August 20th 2008 07:26
The basic question is, I believe, whether we have an in-built ethics apparatus (on the lines of Chomsky's Language Aquisition Device), which is basic to our make-up as humans. Or are our decisions based on ethics that are right for the moment? The latter would mean that anything goes if it is right for whoever is making the decision - a rather wishy washy postmodern take on society. The former (the inherent ethics device) is not without its own potential pron\blems, i.e. whether the ED (Ethics Device) contains necessarily "good" ethics and for whom they would always be good - not to mention whether they could always be "good" in all circumstances.

Comment by Ronald
on Does

July 9th 2008 07:04
Now we have a purpose in life: to create smileys that will be flexible enough to say what we want. Hey, weren't they called heiroglyphics?


Comment by Ronald
on Does

July 9th 2008 04:53
But is there a smiley that says, "This soup is not bad but would be better if it had more salt." ?

Comment by Ronald
on Believers, non-believers and nothing

June 26th 2008 10:46
Although it was not meant to be ambiguous, I like Spinoza's answer to the fundamental question -- what makes us special? -- "nothing."

Here's another one: Nothing matters. That was said by Mersault, the hero of Albert Camus’ novel “The Outsider”.

Perhaps nothing really does matter.

Comment by Ronald
on Does

June 26th 2008 09:59
I agree that there is nothing worse for a writer than to be at a loss for words. Sometimes it may be a case of language not having the facility to explain a thought. Wittgenstein said that "Whereof one cannot speak, thereof one should be silent." I don't agree with that, by the way.

Comment by Ronald
on Believers, non-believers and nothing

June 26th 2008 09:52
I like it! It sums up the whole discussion - now we can have a cup of tea

How about these for ambiguities:

I like nothing better than chocolate.

Nothing is important.

Nothing makes sense.






Comment by Ronald
on Believers, non-believers and nothing

June 26th 2008 09:19
Good point. But...

The absence of everything includes ourselves. It's not just blankness, but a state where we are not. That is a situation that we can't even imagine; it is the state of being dead (unless one is a believer, in which case there is something after death). In that case, nothing is not something, as you indicated.

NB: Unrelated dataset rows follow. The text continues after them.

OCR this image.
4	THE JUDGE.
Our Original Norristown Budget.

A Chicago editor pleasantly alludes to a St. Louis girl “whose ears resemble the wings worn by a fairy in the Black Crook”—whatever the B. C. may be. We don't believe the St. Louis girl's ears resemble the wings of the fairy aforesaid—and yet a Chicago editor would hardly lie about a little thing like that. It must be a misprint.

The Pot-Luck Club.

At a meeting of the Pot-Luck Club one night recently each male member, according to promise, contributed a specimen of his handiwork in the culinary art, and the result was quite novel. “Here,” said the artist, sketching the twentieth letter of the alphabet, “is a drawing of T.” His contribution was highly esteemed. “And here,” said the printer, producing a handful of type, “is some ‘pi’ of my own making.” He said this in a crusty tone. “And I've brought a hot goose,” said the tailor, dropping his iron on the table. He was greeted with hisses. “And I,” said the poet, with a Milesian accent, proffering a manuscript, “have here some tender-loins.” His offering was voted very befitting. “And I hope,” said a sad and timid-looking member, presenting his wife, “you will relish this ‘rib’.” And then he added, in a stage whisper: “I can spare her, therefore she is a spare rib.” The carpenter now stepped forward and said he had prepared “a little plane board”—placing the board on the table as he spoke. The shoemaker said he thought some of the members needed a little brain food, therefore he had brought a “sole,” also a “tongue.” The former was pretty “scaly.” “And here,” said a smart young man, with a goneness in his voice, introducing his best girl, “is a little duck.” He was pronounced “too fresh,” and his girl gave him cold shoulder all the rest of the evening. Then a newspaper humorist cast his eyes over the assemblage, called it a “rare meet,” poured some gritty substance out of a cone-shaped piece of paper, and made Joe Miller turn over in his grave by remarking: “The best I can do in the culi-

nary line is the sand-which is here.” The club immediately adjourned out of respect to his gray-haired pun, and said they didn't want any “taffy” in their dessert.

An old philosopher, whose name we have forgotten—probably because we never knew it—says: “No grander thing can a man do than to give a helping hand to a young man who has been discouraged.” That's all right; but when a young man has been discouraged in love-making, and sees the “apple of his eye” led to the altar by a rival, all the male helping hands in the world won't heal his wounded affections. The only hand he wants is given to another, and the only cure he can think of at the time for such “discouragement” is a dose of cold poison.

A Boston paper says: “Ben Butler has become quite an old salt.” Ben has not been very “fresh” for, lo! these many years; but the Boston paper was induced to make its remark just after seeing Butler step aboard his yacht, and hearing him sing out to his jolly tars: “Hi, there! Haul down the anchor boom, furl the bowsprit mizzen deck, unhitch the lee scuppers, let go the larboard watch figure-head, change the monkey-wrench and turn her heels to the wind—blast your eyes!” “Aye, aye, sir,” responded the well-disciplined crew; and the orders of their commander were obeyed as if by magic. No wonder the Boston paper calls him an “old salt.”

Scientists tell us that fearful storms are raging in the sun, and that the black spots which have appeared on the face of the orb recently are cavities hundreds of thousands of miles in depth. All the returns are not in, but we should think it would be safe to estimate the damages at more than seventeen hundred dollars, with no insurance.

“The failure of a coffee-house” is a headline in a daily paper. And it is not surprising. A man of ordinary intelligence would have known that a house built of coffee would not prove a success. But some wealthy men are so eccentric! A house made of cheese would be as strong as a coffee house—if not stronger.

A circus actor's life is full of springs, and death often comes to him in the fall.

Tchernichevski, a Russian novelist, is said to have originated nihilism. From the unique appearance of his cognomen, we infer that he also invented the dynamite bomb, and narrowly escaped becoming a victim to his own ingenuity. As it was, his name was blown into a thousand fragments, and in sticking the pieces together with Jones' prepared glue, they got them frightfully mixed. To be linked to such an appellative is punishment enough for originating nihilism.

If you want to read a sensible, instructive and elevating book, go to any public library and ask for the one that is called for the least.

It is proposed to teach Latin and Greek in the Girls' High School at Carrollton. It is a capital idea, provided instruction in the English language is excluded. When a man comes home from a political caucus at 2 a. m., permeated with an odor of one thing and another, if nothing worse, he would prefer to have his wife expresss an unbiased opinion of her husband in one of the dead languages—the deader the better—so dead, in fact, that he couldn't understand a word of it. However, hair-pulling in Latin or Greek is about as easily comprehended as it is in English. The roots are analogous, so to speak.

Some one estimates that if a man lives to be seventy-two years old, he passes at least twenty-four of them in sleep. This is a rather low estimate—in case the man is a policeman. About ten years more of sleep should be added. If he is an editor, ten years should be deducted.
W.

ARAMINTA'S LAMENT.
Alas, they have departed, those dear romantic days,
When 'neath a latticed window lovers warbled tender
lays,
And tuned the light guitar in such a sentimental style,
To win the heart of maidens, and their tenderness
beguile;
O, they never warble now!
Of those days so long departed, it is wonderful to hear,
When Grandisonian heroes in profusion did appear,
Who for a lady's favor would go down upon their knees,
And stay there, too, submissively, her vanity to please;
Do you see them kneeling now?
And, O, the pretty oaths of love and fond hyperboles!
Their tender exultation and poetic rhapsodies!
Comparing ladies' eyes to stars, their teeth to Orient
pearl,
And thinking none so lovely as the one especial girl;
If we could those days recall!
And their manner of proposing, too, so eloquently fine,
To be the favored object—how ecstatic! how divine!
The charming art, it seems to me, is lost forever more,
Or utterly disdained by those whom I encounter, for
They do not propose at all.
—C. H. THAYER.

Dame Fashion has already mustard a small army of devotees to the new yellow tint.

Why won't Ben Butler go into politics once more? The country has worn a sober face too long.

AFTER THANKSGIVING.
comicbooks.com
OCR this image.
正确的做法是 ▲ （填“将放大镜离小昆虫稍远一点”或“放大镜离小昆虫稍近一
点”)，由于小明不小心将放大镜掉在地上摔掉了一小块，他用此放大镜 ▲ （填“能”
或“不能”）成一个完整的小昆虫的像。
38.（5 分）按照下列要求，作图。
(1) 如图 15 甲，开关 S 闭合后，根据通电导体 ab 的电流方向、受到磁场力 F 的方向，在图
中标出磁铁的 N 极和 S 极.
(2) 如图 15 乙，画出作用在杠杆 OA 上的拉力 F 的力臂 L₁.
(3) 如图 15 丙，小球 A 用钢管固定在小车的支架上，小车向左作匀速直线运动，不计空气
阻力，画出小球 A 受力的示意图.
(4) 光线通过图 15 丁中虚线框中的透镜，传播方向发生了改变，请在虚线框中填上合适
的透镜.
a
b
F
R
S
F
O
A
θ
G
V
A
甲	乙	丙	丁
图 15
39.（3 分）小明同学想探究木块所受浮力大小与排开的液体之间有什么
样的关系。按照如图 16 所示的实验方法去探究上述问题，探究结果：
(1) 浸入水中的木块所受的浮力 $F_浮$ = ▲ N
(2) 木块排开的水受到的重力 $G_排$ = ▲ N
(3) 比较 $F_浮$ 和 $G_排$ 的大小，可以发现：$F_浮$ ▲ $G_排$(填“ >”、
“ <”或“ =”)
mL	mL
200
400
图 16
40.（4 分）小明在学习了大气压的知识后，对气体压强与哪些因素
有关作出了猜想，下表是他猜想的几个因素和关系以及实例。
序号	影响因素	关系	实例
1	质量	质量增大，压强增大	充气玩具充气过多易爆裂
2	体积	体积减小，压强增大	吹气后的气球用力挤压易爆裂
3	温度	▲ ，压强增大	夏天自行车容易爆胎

I see your point about everythig including nothing as well. What you have shown is the impossibilty of nothing - for the moment the difficulty of understanding it, since the absence of nothing would not be nothing, but something.

Comment by Ronald
on Believers, non-believers and nothing

June 26th 2008 08:55
You're right, Sven. And that is what I am trying to do - to find out what nothing is. And, yes, using "what", or "is" or "it", does suggest that nothing exists. Even without going into that, I would have to say that we have no choice but to use language about it - and here I've done it again! - otherwise we couldn't talk about it all. I would prefer to not agree with Wittgenstein who said: "Whereof one cannot speak, thereof one must be silent."

Nothing is problematic - which makes it so fascinating. My definition? Nothing is the absence of everything.


Comment by Ronald
on Is nothing something? contd.

September 1st 2007 06:02
That's an interesting point, which you answered as well. You can't take a picture of nothing, just as you can't take a picture of a unicorn. But here is where nothing becomes interesting: you can draw a unicorn, even though it doesn't exist, but you can't draw nothing. Nothing would always be something, no matter how you represented it.

I will certainly let you know when I find even a definition of nothing.

Comment by Ronald
on What would you do if you could do anything?

July 10th 2007 11:42
Actually, it's a question that is impossible to answer unless you are in the situation. Nobody knows how they would react in such circumstances. Otherwise all answers are speculative.